Overall this edition would have been a 4 star read in 1999 but 3 stars (2.5) now.
Four stars for the Raymond Carver story, it's wonderful. Kind of perfect.
I love that the story is accompanied by a Danny Lyon photograph of a young woman looking despondent, standing beside a desert highway.
Cool to see a Lydia Davis story and early Aleksandar Hemon, along with a W.G. Sebald excerpt. Nothing else really grabbed me. I haven't picked up Granta before, so it's cool to see this copy from 1999 (found it in the free library by my house). Debating taking a knife to the Carver story and saving it for a future chapbook of stories I love that I found in the wild.
I first noticed Granta Magazines in the 8th grade at Rishi Valley, when we were allowed to only look through the senior library, and only in special circumstances, were we allowed to borrow books from there. There it was - the Granta Collection bookshelf, in all its splendid, splendid glory. Someone had donated their entire set to the school - close to a 100 issues. This experience is the only reason I would claim to believe in love at first sight.
Come 9th grade and the curious and exciting world of Senior School, I was drawn back to this bookshelf. I became a Granta whore. I read perhaps 80 of those 100 issues over the course of the next two years in Rishi Valley. The length of the stories was perfect; too much is too much and too little is too little. The best part was, NO ONE other than me in school read Granta Magazines, so I always had this entire host of a 100 books to choose from, and was allowed to take more than 4 at a time. It truly was a love story.

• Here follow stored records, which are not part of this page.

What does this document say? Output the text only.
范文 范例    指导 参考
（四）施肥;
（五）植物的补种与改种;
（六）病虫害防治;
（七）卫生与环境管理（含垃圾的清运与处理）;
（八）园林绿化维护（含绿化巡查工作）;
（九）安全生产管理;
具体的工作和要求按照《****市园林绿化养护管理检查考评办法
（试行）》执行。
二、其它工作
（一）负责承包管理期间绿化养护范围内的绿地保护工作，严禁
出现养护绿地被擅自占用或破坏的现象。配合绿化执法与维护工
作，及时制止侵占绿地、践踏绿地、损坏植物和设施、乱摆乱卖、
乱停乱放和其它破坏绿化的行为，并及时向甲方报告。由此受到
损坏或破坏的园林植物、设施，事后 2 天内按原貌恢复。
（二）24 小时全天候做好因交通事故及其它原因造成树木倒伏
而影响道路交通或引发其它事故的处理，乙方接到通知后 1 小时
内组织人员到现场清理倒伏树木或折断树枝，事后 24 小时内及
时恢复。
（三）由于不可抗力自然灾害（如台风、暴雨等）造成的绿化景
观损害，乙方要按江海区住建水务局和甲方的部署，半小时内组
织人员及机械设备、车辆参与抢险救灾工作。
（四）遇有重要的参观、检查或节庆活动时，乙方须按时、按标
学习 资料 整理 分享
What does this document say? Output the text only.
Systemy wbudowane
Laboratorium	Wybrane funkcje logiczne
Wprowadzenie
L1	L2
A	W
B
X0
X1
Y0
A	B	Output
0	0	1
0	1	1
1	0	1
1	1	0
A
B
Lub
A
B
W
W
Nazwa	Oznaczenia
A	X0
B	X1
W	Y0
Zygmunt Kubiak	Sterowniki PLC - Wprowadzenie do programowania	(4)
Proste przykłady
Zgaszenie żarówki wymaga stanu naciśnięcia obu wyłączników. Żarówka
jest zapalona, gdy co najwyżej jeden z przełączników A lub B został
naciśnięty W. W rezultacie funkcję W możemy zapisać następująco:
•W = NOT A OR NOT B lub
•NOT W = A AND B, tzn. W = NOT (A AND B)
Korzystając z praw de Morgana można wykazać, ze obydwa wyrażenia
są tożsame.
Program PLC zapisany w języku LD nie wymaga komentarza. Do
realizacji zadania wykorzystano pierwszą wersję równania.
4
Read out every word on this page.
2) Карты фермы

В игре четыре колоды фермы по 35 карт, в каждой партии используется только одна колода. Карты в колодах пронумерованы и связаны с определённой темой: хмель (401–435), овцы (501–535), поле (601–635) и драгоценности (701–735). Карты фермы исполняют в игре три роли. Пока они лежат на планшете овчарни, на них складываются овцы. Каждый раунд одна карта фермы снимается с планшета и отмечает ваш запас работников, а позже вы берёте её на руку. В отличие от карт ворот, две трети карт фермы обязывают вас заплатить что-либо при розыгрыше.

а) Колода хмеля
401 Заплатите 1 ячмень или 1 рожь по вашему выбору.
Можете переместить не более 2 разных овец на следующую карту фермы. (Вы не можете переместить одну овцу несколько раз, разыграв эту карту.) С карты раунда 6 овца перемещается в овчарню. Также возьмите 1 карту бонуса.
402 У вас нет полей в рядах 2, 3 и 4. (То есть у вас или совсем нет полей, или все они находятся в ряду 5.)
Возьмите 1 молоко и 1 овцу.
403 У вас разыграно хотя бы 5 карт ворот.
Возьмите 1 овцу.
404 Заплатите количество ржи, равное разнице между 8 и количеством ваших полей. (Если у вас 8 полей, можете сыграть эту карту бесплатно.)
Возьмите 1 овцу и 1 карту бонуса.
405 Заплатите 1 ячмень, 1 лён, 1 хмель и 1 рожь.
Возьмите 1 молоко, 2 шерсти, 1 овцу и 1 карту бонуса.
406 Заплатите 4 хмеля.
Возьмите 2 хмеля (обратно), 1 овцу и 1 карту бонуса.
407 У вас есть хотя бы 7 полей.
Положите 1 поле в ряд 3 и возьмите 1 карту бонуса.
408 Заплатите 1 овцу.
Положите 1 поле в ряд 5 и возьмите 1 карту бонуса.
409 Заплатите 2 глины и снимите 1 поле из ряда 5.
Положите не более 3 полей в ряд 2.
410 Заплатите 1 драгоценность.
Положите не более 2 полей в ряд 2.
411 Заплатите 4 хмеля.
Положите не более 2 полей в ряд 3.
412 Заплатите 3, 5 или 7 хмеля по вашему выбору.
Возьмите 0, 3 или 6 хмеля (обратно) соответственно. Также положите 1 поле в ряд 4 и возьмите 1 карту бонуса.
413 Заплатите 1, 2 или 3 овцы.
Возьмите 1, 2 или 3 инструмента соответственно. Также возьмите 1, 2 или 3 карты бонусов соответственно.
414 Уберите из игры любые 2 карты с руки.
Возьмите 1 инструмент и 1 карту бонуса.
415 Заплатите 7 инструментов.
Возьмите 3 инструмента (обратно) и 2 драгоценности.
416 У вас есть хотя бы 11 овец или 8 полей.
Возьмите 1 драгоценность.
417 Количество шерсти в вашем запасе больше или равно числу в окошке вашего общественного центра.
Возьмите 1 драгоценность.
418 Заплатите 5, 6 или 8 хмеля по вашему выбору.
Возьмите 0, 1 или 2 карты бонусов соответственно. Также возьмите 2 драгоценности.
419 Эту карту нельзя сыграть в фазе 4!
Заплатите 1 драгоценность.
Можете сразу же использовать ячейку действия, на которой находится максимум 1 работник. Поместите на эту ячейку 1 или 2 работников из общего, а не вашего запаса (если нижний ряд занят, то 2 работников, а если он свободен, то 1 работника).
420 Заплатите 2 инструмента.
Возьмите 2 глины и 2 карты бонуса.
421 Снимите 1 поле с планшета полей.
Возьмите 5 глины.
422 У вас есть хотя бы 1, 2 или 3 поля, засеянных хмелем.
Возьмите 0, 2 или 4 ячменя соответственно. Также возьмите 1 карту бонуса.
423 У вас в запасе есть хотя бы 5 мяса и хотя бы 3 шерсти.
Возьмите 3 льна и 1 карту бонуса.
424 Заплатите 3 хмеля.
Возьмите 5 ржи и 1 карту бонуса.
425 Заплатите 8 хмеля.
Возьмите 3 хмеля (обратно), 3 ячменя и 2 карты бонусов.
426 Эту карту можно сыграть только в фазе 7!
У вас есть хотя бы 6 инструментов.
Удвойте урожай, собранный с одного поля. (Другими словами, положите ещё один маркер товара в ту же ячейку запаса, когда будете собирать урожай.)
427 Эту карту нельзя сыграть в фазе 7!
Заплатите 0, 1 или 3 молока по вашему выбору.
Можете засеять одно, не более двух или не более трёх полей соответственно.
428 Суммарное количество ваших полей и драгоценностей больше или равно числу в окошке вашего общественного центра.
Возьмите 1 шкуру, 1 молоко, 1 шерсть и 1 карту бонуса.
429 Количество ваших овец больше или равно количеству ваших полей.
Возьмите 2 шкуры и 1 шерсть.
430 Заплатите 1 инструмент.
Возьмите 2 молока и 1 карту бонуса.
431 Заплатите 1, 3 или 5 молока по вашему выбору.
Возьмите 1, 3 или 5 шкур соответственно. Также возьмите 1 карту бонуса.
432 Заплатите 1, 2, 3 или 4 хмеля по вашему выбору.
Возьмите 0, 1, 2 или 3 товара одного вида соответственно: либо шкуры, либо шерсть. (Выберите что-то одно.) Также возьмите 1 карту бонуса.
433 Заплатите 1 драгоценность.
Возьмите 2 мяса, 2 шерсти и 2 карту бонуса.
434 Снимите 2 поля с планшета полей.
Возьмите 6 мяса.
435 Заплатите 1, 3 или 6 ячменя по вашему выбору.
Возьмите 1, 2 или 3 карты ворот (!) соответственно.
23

My memories of my years at boarding school are now characterized by which Granta Mag I was reading at the time, and I wouldn't have it any other way. This collection of books, and particularly this specific issue: Granta 68 - Love Stories (I was teased for reading this haha) is very close to my heart. One specific photographic 'essay', if you may, titled 'Now and Then' (or Then and Now'?) was just pictures of people, 30 years or so apart, with their stories. I was in love with the photographs, noticed every little detail about that entire essay, because you see, we had no access to the internet in boarding school and this essay more than made up for it.
Engaging short stories, the most memorable being 'Habibi' by Ruth Gershon and 'Uncle Ed' by Keith Fleming, and the least being 'Going Abroad' by W.G. Sebald.
I used to pick these up at used bookstores, but this one in particular was exceptional among the excellent writing you'd expect from Granta.
One story in particular, "Habibi," written by Ruth Gershon was one of the most thoughtful, beautiful and honest things I've ever read about love and loss. I guess I've experienced a lot of loss in my own life... so it really spoke to me.
There's also a lovely little piece from Raymond Carver, "Call me if you need me."
Then and now: Photos and stories of people 25 years apart Ray Carver, need I say more? Habibi: I don't know if this was fiction or memoir but it was an outstanding love story Asking for it: Completely relevant for the current debates on sexual assault.
I only hated one story which is pretty good for Granta.